When Ravens tight end Todd Heap was drafted in 2001, he came to a city that first and foremost celebrated its Super Bowl-winning defense.
That defense forged the Ravens' reputation as the bully of the NFL, a team that punishes the opposing offense and hopes it scores enough points to be victorious in the end.
"The feeling was just, 'What can we do to help the defense out?'" Heap recently said.
Fast-forward to this season.
Through six games, the Ravens' offense ranks seventh in the NFL in total offense with 393.2 yards per game. If the offense continued that pace, it would crush the franchises' record of 357.7 total yards per contest over the course of a season.
Meanwhile, the defense has fallen to 17th in the NFL. The Ravens' current average of 332.7 yards surrendered per game would rank third-worst in Ravens history.
So, has Baltimore's vaunted defense given way to its burgeoning offense?
"Our defense is still a staple for us and now we're just adding the offense," Heap said. "We're trying to be a well-rounded team, a team that can go the distance."
Historically, the Ravens have found the most success with balance.
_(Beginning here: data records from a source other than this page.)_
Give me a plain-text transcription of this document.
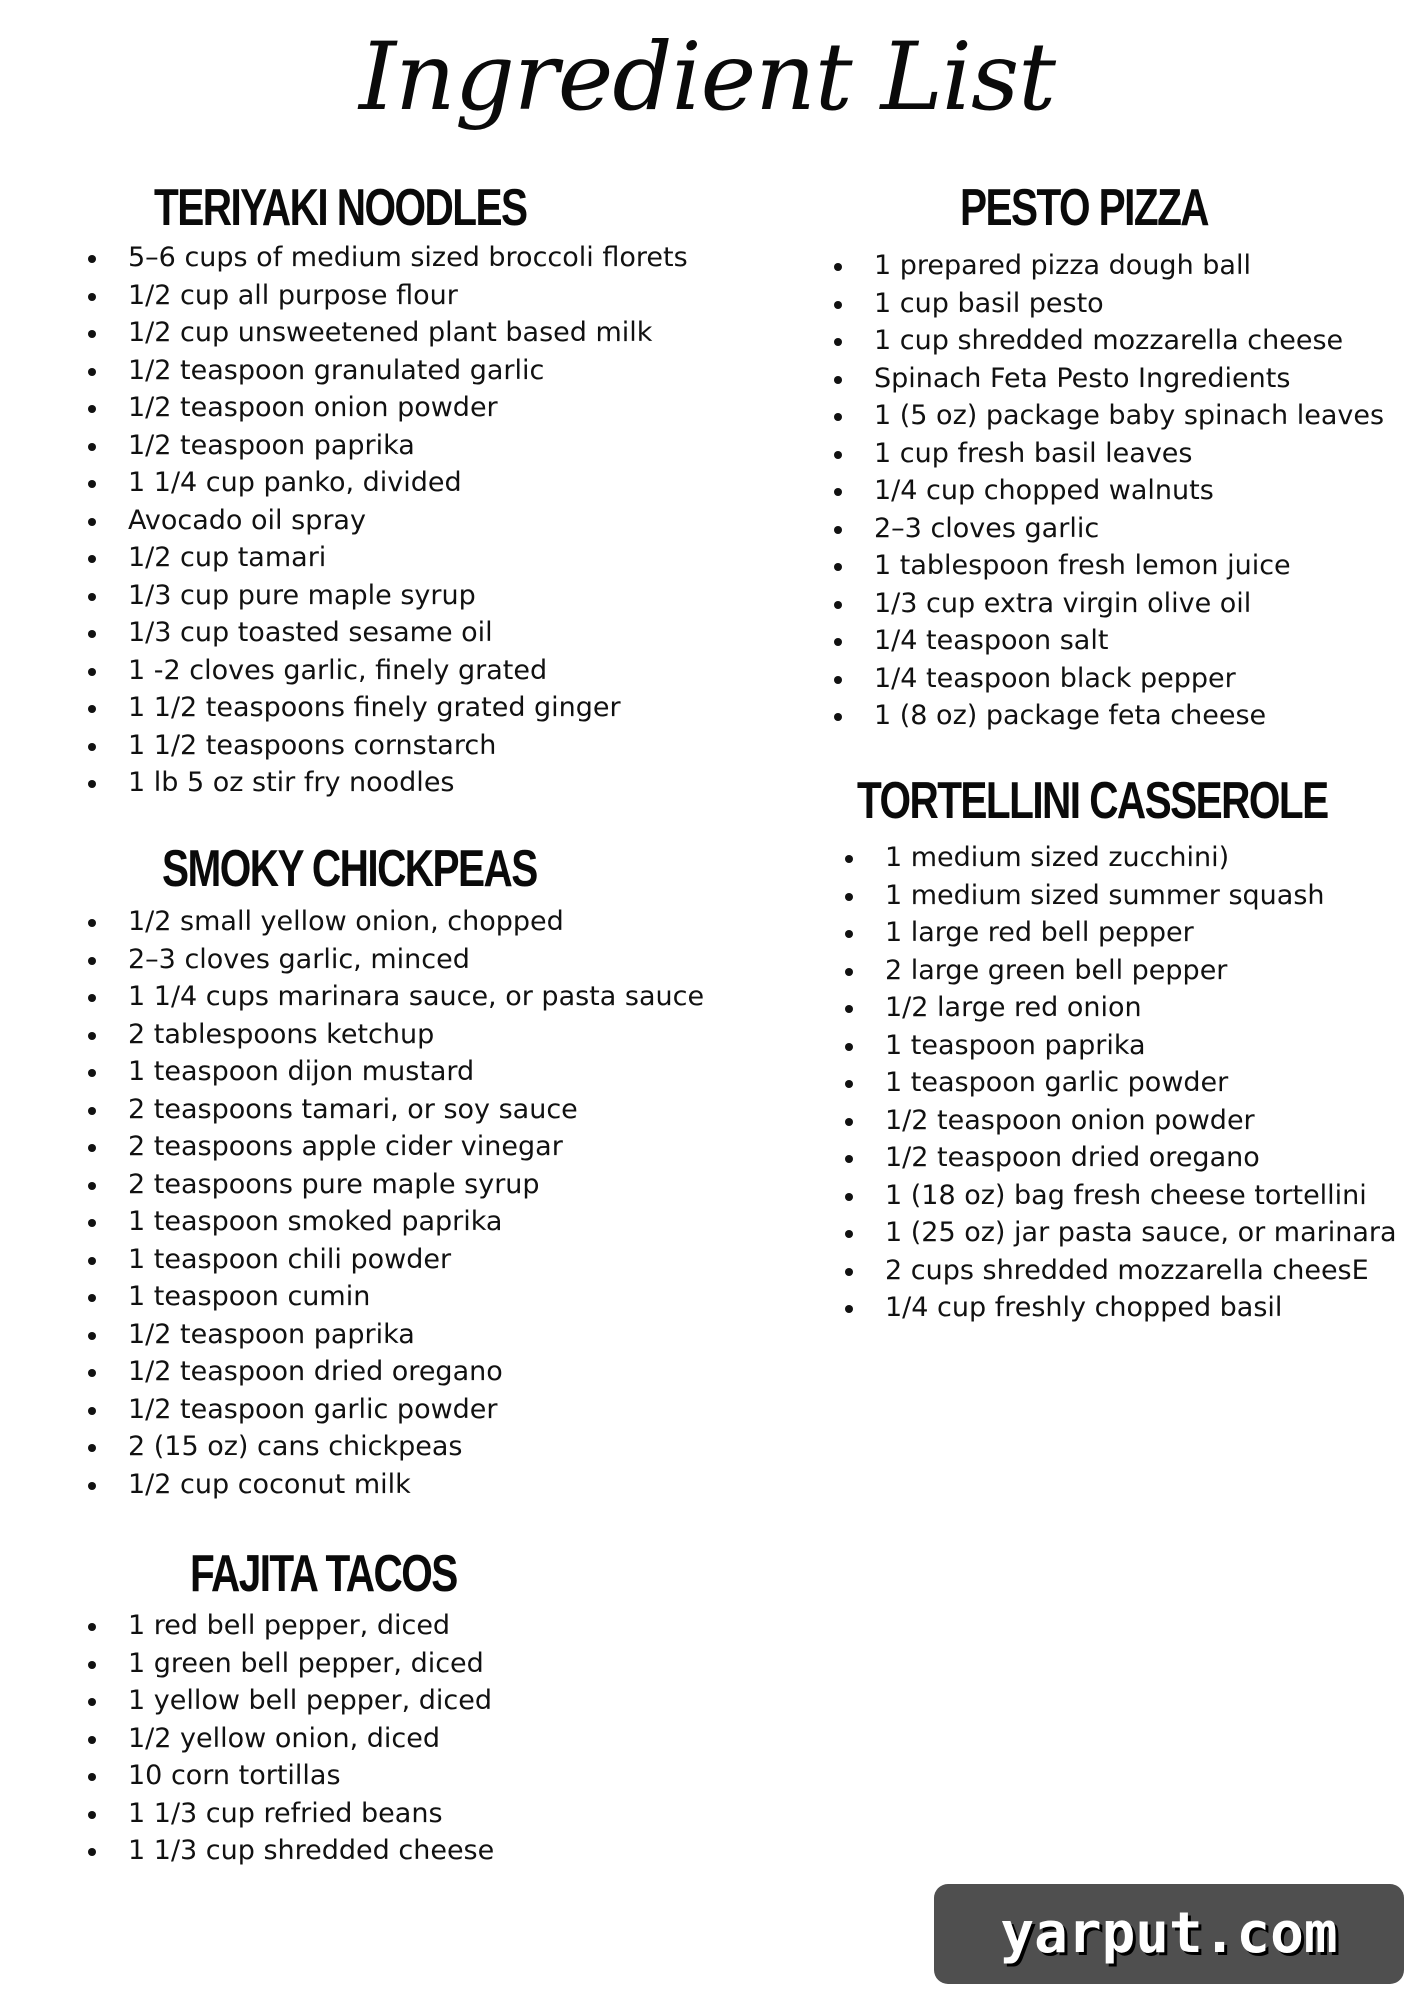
Ingredient List
TERIYAKI NOODLES
5–6 cups of medium sized broccoli florets
1/2 cup all purpose flour
1/2 cup unsweetened plant based milk
1/2 teaspoon granulated garlic
1/2 teaspoon onion powder
1/2 teaspoon paprika
1 1/4 cup panko, divided
Avocado oil spray
1/2 cup tamari
1/3 cup pure maple syrup
1/3 cup toasted sesame oil
1 -2 cloves garlic, finely grated
1 1/2 teaspoons finely grated ginger
1 1/2 teaspoons cornstarch
1 lb 5 oz stir fry noodles
SMOKY CHICKPEAS
1/2 small yellow onion, chopped
2–3 cloves garlic, minced
1 1/4 cups marinara sauce, or pasta sauce
2 tablespoons ketchup
1 teaspoon dijon mustard
2 teaspoons tamari, or soy sauce
2 teaspoons apple cider vinegar
2 teaspoons pure maple syrup
1 teaspoon smoked paprika
1 teaspoon chili powder
1 teaspoon cumin
1/2 teaspoon paprika
1/2 teaspoon dried oregano
1/2 teaspoon garlic powder
2 (15 oz) cans chickpeas
1/2 cup coconut milk
FAJITA TACOS
1 red bell pepper, diced
1 green bell pepper, diced
1 yellow bell pepper, diced
1/2 yellow onion, diced
10 corn tortillas
1 1/3 cup refried beans
1 1/3 cup shredded cheese
PESTO PIZZA
1 prepared pizza dough ball
1 cup basil pesto
1 cup shredded mozzarella cheese
Spinach Feta Pesto Ingredients
1 (5 oz) package baby spinach leaves
1 cup fresh basil leaves
1/4 cup chopped walnuts
2–3 cloves garlic
1 tablespoon fresh lemon juice
1/3 cup extra virgin olive oil
1/4 teaspoon salt
1/4 teaspoon black pepper
1 (8 oz) package feta cheese
TORTELLINI CASSEROLE
1 medium sized zucchini)
1 medium sized summer squash
1 large red bell pepper
2 large green bell pepper
1/2 large red onion
1 teaspoon paprika
1 teaspoon garlic powder
1/2 teaspoon onion powder
1/2 teaspoon dried oregano
1 (18 oz) bag fresh cheese tortellini
1 (25 oz) jar pasta sauce, or marinara
2 cups shredded mozzarella cheesE
1/4 cup freshly chopped basil
yarput.com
In 1996, the Ravens surrendered a franchise-worst 368.1 yards per game, but set the franchise record for offensive total yards. That team finished 4-12.
The Ravens responded by spending three straight first-round draft picks on the defense (linebacker Peter Boulware, cornerback Dwayne Starks and cornerback Chris McAlister) and signed free agents including safety Rod Woodson and defensive end Michael McCrary.
"We started to put the pieces in place for what would become one of the most dominating defenses to ever be assembled in the National Football League," general manager and executive vice president Ozzie Newsome said in a Rave-TV exclusive video, Insights From Ozzie.
"As we were building the defense I think the offense started to suffer a little bit. To be honest, we thought we were a year away. But we didn't tell our defense that."
In 2000, the defense was second in total yardage and first in points allowed while the offense was 16th in the league – a Super Bowl combination.
The Ravens' offense dropped off in the years following, ranking in the bottom third of the league every season until 2008. The defense remained dominant, ranking in the top six in the NFL the past six seasons.
The pendulum swung too far the other way.
Like he did in putting the pieces together to build a championship-winning defense over several years, Newsome and the rest of the Ravens' management have focused on the offense in recent years.
Since 2003, the Ravens have selected an offensive player in the draft's first round every year they had a pick except once. They also signed free agent wide receiver Derrick Mason in 2005, traded for quarterback Steve McNair in 2006 and signed free agent running back Willis McGahee in 2007.
Last year the Ravens hired head coach John Harbaugh and offensive coordinator Cam Cameron and drafted strong-armed quarterback Joe Flacco in the first round. Suddenly, the pieces started to fit together.
The Ravens' defense continued its dominance, ranking second in the league in total yards surrendered. Buoyed by a rushing attack that was fourth in the league, the offense ranked 18th in the NFL in yards per game. The combined result was an appearance in the AFC championship game.
The Ravens have taken the next step this season and opened up the passing game. Flacco has matured so quickly within the Ravens' offense that Harbaugh and Cameron have unleashed his potential on the NFL. The Ravens have attempted the second-most passes in the NFL and Flacco ranks fourth in passing yards through six games.
"We take pride in that if the defense isn't playing so well, we're able to give them a cushion if they need it," Mason said. "But we still understand, that our defense is good. They're still, basically, the cornerstone of what this franchise was built on. As an offense, we want to make sure we make their job a lot easier."
But just as the offense has emerged, the see-saw has tipped the other way. The Ravens' defense has uncharacteristically been the team's Achilles heel in a three-game losing streak. Its pride has been cut as well, as the unit saw its 39-game streak without allowing a 100-yard rusher snapped – twice.
"I think the defense, we have to hold up our end of the bargain and do what we do; and that's stop people," defensive tackle Kelly Gregg said. "And we're not doing that right now."
The last thing the Ravens are blaming the skid on is an identity problem. Players and coaches said the offense and defense doesn't compete against one another and isn't concerned if one unit outshines another.
"That's a media thing," linebacker Jarret Johnson said. "'What's your identity? Who are you? What kind of team are you?' You hear that all the time on T.V. Honestly, that's bull. It's all about playing your technique, playing physical and trusting each other. Your identity is your identity."
What the Ravens strive for is balance. More specifically, to have both units balanced at the top of the league.
"I think it's a good identity to have where people say, 'That's a good football team. They're good all the way around; there's no way you can slice the cake or give credit,'" running back Ray Rice said.
"Defense wins championships, but you need the offense to score points. To be saying we're an offensive team doesn't fit us. When they know about this Ravens team, they're going to say, 'That team was a physical, good football team.' That's what we aspire to."